Vu que le prix du bois brut augmente constamment, les compagnies forestières ont accru le volume des coupes. Les champions dans le domaine sont les compagnies autrichiennes Schweighofer1 et Egger. Schweighofer Holzindustrie détient quatre sites de traitement du bois à Sebes, Comanesti, Siret et Radauti. En plus, Schweighofer désire ouvrir un nouveau site dans le département de Harghita, ce qui signerait l’arrêt de mort des forêts dans cette zone. Dans sa seule implantation de Radauti, Schweighofer traite 1.500.000 de m³ de bois par an, alors que les limites légales pour les coupes sont de moins de 17.000.000 m³ par an pour toute la Roumanie.
Une autre entreprise autrichienne, Kronospan, produit chaque année à Sebes 840.000 m³ de PAL (panneaux de particules de bois) et 400.000 m³ de MDF (medium density fibreboard). En 2010, la Commission européenne a alerté la Roumanie sur la pollution au formaldéhyde produite par cette entreprise, mais on n’a cependant pas pris de mesures pour la protection de l’environnement.

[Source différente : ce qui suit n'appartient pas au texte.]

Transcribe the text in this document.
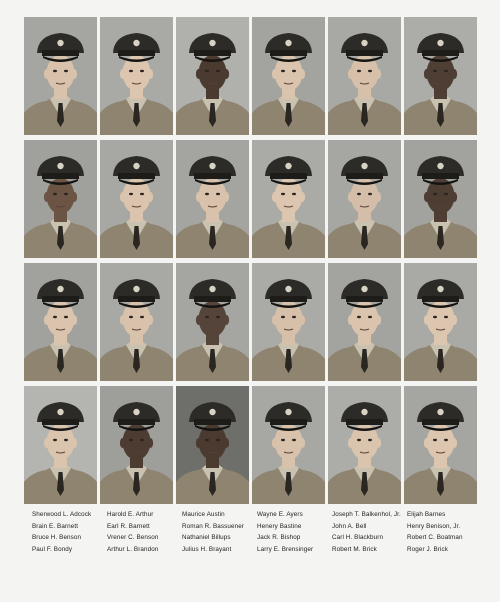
Sherwood L. Adcock
Brain E. Barnett
Bruce H. Benson
Paul F. Bondy
Harold E. Arthur
Earl R. Barnett
Vrener C. Benson
Arthur L. Brandon
Maurice Austin
Roman R. Bassuener
Nathaniel Billups
Julius H. Brayant
Wayne E. Ayers
Henery Bastine
Jack R. Bishop
Larry E. Brensinger
Joseph T. Balkenhol, Jr.
John A. Bell
Carl H. Blackburn
Robert M. Brick
Elijah Barnes
Henry Benison, Jr.
Robert C. Boatman
Roger J. Brick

Les destructions dans les forêts peuvent avoir des conséquences économiques graves. Par exemple, le plateau Padis du Parc Naturel Apuseni dans les Carpates Occidentales a un très bon potentiel touristique, mais il est sauvagement défriché, bien qu’il appartienne à une aire protégée.
Le bois-énergie
Ces dernières années la Roumanie a vu différents projets de production d’énergie électrique et thermique non-écologiques. A côté de centaines de microcentrales hydrauliques où des conduites en béton canalisent les cours d’eau pour une production électrique «verte», on a construit des centrales à biomasse dont les principaux promoteurs sont les grandes compagnies forestières telles que Schweighofer qui peuvent ainsi mettre à profit leurs déchets de bois comme combustibles. La centrale de Radauti, une propriété de Schweighofer, produit 22 mégawatts d’énergie électrique et thermique par an. Vu que Schweighofer est de ce fait considéré comme producteur d’énergie «verte», la compagnie reçoit en plus des Certificats verts, ce qui rend l’affaire fort lucrative.
En 2009, Schweighofer a voulu créer une centrale à biomasse dans ma ville natale, Oradea, chef-lieu du département de Bihor. Le maire, dont j’étais à l’époque le conseiller environnemental, a rejeté le projet. La compagnie autrichienne a reconnu vouloir exploiter les forêts de Bihor pour faire fonctionner la centrale, ce qui aurait nuit à l’écosystème. Rejeté à Oradea, le projet a été accepté à Beius, une petite ville située à soixante kilomètres, entourée de forêts qui alimentent la centrale. Schweighofer déclare exploiter exclusivement le volume de bois fixé par la loi. Cependant, si Schweighofer utilise au maximum les ressources légalement disponibles dans une région donnée, cela signifie que les autres industries et personnes privées qui exploitent le bois doivent procéder à des coupes illégales, ce qui mène inévitablement au déboisement.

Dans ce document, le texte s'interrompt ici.